STAFFA FINGAL

Io Worthington




  Fingal’s Cave is a sea cave on the uninhabited Isle of Staffa. It was named after the Irish General Fingal who in 250 AD arrived with his Ossian clan to the Scottish Isles. Fingal’s name transcended his life through Ossianic heroic verse, these lyrics kept his name alive in the minds of the people who dedicated the cave to Fingal. In ancient Celtic culture the dead were thought to be inhabit the world of the living, their presence revealed by a sudden change in the weather, the appearance of a mist in the landscape or the unusual behaviour of animals.

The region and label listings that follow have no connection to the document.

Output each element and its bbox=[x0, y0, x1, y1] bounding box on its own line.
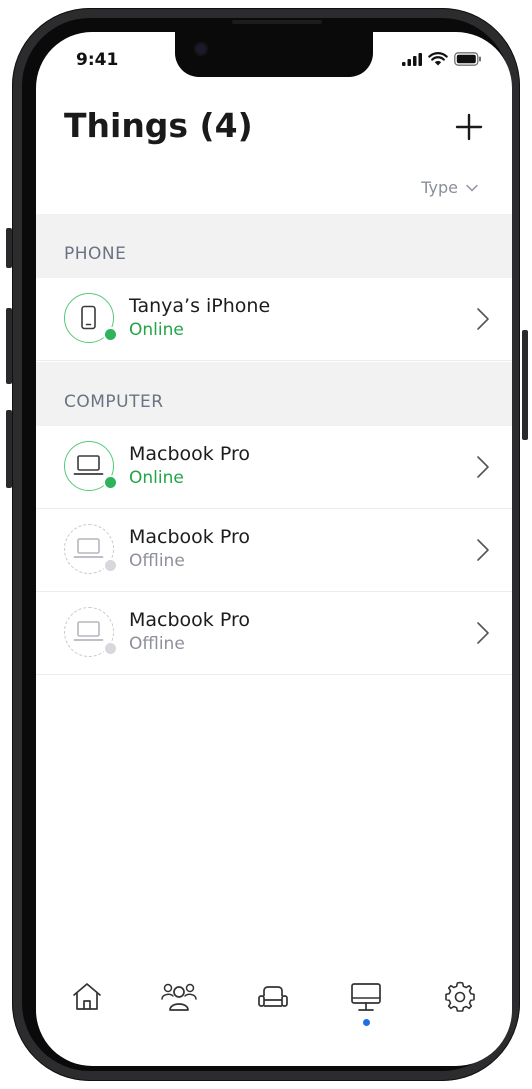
battery-icon bbox=[454, 52, 481, 66]
wifi-icon bbox=[428, 52, 448, 66]
monitor-icon bbox=[351, 983, 381, 1011]
status-icons bbox=[402, 52, 482, 66]
volume-down-button bbox=[6, 410, 12, 488]
chevron-right-icon bbox=[477, 308, 489, 330]
online-indicator bbox=[105, 477, 116, 488]
sort-dropdown[interactable]: Type bbox=[421, 178, 478, 197]
section-header-phone: PHONE bbox=[36, 214, 512, 278]
settings-icon bbox=[445, 981, 475, 1012]
signal-icon bbox=[402, 52, 422, 66]
tab-rooms[interactable] bbox=[253, 977, 293, 1017]
tab-bar bbox=[36, 977, 512, 1037]
device-name: Macbook Pro bbox=[129, 526, 250, 548]
offline-indicator bbox=[105, 560, 116, 571]
list-item[interactable]: Tanya’s iPhone Online bbox=[36, 278, 512, 361]
sofa-icon bbox=[258, 986, 288, 1007]
speaker-grille bbox=[232, 20, 322, 24]
power-button bbox=[522, 330, 528, 440]
add-button[interactable] bbox=[454, 112, 484, 142]
list-item[interactable]: Macbook Pro Offline bbox=[36, 509, 512, 592]
list-item[interactable]: Macbook Pro Offline bbox=[36, 592, 512, 675]
section-title: COMPUTER bbox=[64, 392, 164, 412]
online-indicator bbox=[105, 329, 116, 340]
chevron-down-icon bbox=[466, 184, 478, 191]
device-status: Online bbox=[129, 468, 184, 488]
section-title: PHONE bbox=[64, 244, 127, 264]
device-avatar bbox=[64, 607, 116, 657]
device-avatar bbox=[64, 293, 116, 343]
tab-home[interactable] bbox=[67, 977, 107, 1017]
camera bbox=[196, 44, 206, 54]
app-screen: 9:41 Things (4) Type PHONE Tanya’s iPhon… bbox=[36, 32, 512, 1066]
active-tab-indicator bbox=[363, 1019, 370, 1026]
page-title: Things (4) bbox=[64, 106, 253, 145]
device-avatar bbox=[64, 524, 116, 574]
device-name: Tanya’s iPhone bbox=[129, 295, 271, 317]
list-item[interactable]: Macbook Pro Online bbox=[36, 426, 512, 509]
people-icon bbox=[161, 983, 197, 1011]
chevron-right-icon bbox=[477, 456, 489, 478]
chevron-right-icon bbox=[477, 539, 489, 561]
status-time: 9:41 bbox=[76, 50, 119, 70]
device-status: Online bbox=[129, 320, 184, 340]
sort-label: Type bbox=[421, 178, 458, 197]
device-status: Offline bbox=[129, 551, 185, 571]
device-name: Macbook Pro bbox=[129, 609, 250, 631]
section-header-computer: COMPUTER bbox=[36, 362, 512, 426]
tab-things[interactable] bbox=[346, 977, 386, 1026]
tab-people[interactable] bbox=[159, 977, 199, 1017]
device-status: Offline bbox=[129, 634, 185, 654]
offline-indicator bbox=[105, 643, 116, 654]
chevron-right-icon bbox=[477, 622, 489, 644]
home-icon bbox=[73, 983, 101, 1010]
mute-switch bbox=[6, 228, 12, 268]
plus-icon bbox=[455, 113, 483, 141]
notch bbox=[175, 32, 373, 77]
volume-up-button bbox=[6, 308, 12, 384]
tab-settings[interactable] bbox=[440, 977, 480, 1017]
device-name: Macbook Pro bbox=[129, 443, 250, 465]
device-avatar bbox=[64, 441, 116, 491]
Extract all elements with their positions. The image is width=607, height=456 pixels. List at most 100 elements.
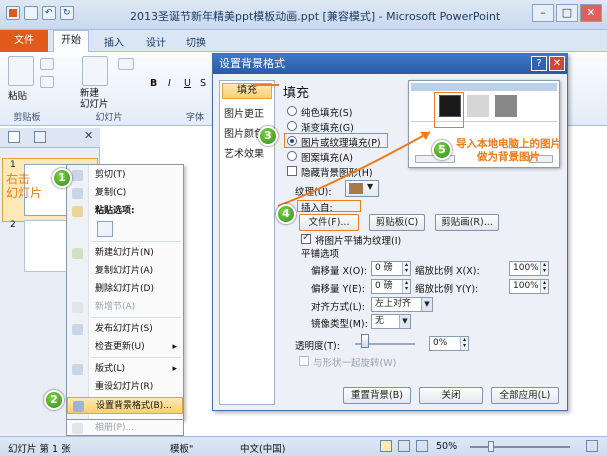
close-window-button[interactable]: ✕ xyxy=(580,4,602,22)
undo-icon[interactable]: ↶ xyxy=(42,6,56,20)
scale-y-input[interactable]: 100% ▴ ▾ xyxy=(509,279,549,294)
tab-file[interactable]: 文件 xyxy=(0,30,48,52)
save-icon[interactable] xyxy=(24,6,38,20)
dialog-close-button[interactable]: ✕ xyxy=(549,56,565,71)
menu-new-slide[interactable]: 新建幻灯片(N) xyxy=(67,245,183,262)
cut-icon[interactable] xyxy=(40,58,54,70)
context-menu: 剪切(T) 复制(C) 粘贴选项: 新建幻灯片(N) 复制幻灯片(A) 删除幻灯… xyxy=(66,164,184,420)
menu-separator xyxy=(91,317,181,318)
submenu-arrow-icon: ▸ xyxy=(172,342,177,352)
outline-tab-icon[interactable] xyxy=(34,131,46,143)
bold-button[interactable]: B xyxy=(150,78,157,89)
offset-y-input[interactable]: 0 磅 ▴ ▾ xyxy=(371,279,411,294)
alignment-value: 左上对齐 xyxy=(375,299,412,309)
step-badge-3: 3 xyxy=(258,126,278,146)
menu-check-updates-label: 检查更新(U) xyxy=(95,342,145,352)
minimize-button[interactable]: – xyxy=(532,4,554,22)
tile-checkbox[interactable] xyxy=(301,232,311,244)
slide-sorter-icon[interactable] xyxy=(398,440,410,452)
italic-button[interactable]: I xyxy=(168,78,171,89)
radio-solid-fill-label: 纯色填充(S) xyxy=(301,108,353,119)
menu-publish-slides[interactable]: 发布幻灯片(S) xyxy=(67,321,183,338)
close-pane-icon[interactable]: ✕ xyxy=(84,129,93,142)
preview-titlebar xyxy=(411,83,557,91)
menu-delete-label: 删除幻灯片(D) xyxy=(95,284,154,294)
paste-option-icon[interactable] xyxy=(97,221,113,237)
spinner-icon[interactable]: ▴ ▾ xyxy=(460,337,468,350)
fit-window-icon[interactable] xyxy=(586,440,598,452)
status-theme: 模板" xyxy=(170,444,194,455)
menu-copy[interactable]: 复制(C) xyxy=(67,185,183,202)
tab-transitions[interactable]: 切换 xyxy=(186,34,206,49)
transparency-value: 0% xyxy=(433,338,448,348)
menu-layout[interactable]: 版式(L) ▸ xyxy=(67,361,183,378)
slides-tab-icon[interactable] xyxy=(8,131,20,143)
maximize-button[interactable]: □ xyxy=(556,4,578,22)
new-slide-label: 新建 幻灯片 xyxy=(80,88,109,110)
radio-solid-fill[interactable] xyxy=(287,106,297,116)
spinner-icon[interactable]: ▴ ▾ xyxy=(402,262,410,275)
tab-design[interactable]: 设计 xyxy=(146,34,166,49)
close-button[interactable]: 关闭 xyxy=(419,387,483,404)
spinner-icon[interactable]: ▴ ▾ xyxy=(540,262,548,275)
mirror-label: 镜像类型(M): xyxy=(311,319,368,330)
chevron-down-icon: ▼ xyxy=(421,298,432,311)
new-slide-icon xyxy=(72,248,83,259)
nav-pointer-arrow xyxy=(253,84,279,86)
slide-number-1: 1 xyxy=(10,160,16,170)
nav-artistic-effects[interactable]: 艺术效果 xyxy=(224,145,264,160)
scissors-icon xyxy=(72,170,83,181)
menu-delete-slide[interactable]: 删除幻灯片(D) xyxy=(67,281,183,298)
normal-view-icon[interactable] xyxy=(380,440,392,452)
zoom-slider-thumb[interactable] xyxy=(488,441,494,452)
menu-add-section: 新增节(A) xyxy=(67,299,183,316)
spinner-icon[interactable]: ▴ ▾ xyxy=(540,280,548,293)
zoom-slider[interactable] xyxy=(470,446,570,448)
menu-format-background[interactable]: 设置背景格式(B)... xyxy=(67,397,183,414)
transparency-slider-thumb[interactable] xyxy=(361,334,369,348)
background-icon xyxy=(73,401,84,412)
offset-x-label: 偏移量 X(O): xyxy=(311,266,368,277)
reset-background-button[interactable]: 重置背景(B) xyxy=(343,387,411,404)
alignment-select[interactable]: 左上对齐 ▼ xyxy=(371,297,433,312)
powerpoint-app-icon[interactable] xyxy=(6,6,20,20)
group-slides: 幻灯片 xyxy=(95,113,123,123)
import-annotation: 导入本地电脑上的图片 做为背景图片 xyxy=(456,138,561,163)
menu-duplicate-label: 复制幻灯片(A) xyxy=(95,266,154,276)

I made this watercolour in July 2020 for an exhibition commemorating the artwork ‘Celtic Kinloch Rannoch a Scottish Symphony’ by Joseph Beuys. Beuys made ‘Kinloch Rannoch’, in response to various artists work, one being Felix Mendellson’s Hebridean overture (1830), a piece of music about Mendellsson’s experience of Fingal’s cave, where the Atlantic swell tumbled in, provoking an overwhelming spirit of loneliness of place.

‘Staffa Fingal’s Cave, After William Turner’ draws on the way Beuys’s action intended to conjure up the spirit of dead artists, as if their creativity had a transcendental, transformative power over the present moment. An attitude to the dead which gestures towards Celtic culture.


With the spirit of Beuys in my mind, this work looks to the mastery of William Turner’s depiction of Fingal’s Cave. His elemental use of light and the colour of the sea’s atmosphere. His painting dwells on the passage of time, a double image of the ancient geological marvel and a steam train. In response I chose to paint using homemade plant dye so the surface over time will evolve like the basalt rocks of Fingal’s Cave, being washed away by the sea. As I laid down these marks I had the awareness in my mind that each artwork brings with it, the spirit of another.



















Staffa Fingal’s Cave, After William Turner, Unfixed plant Dye on Paper.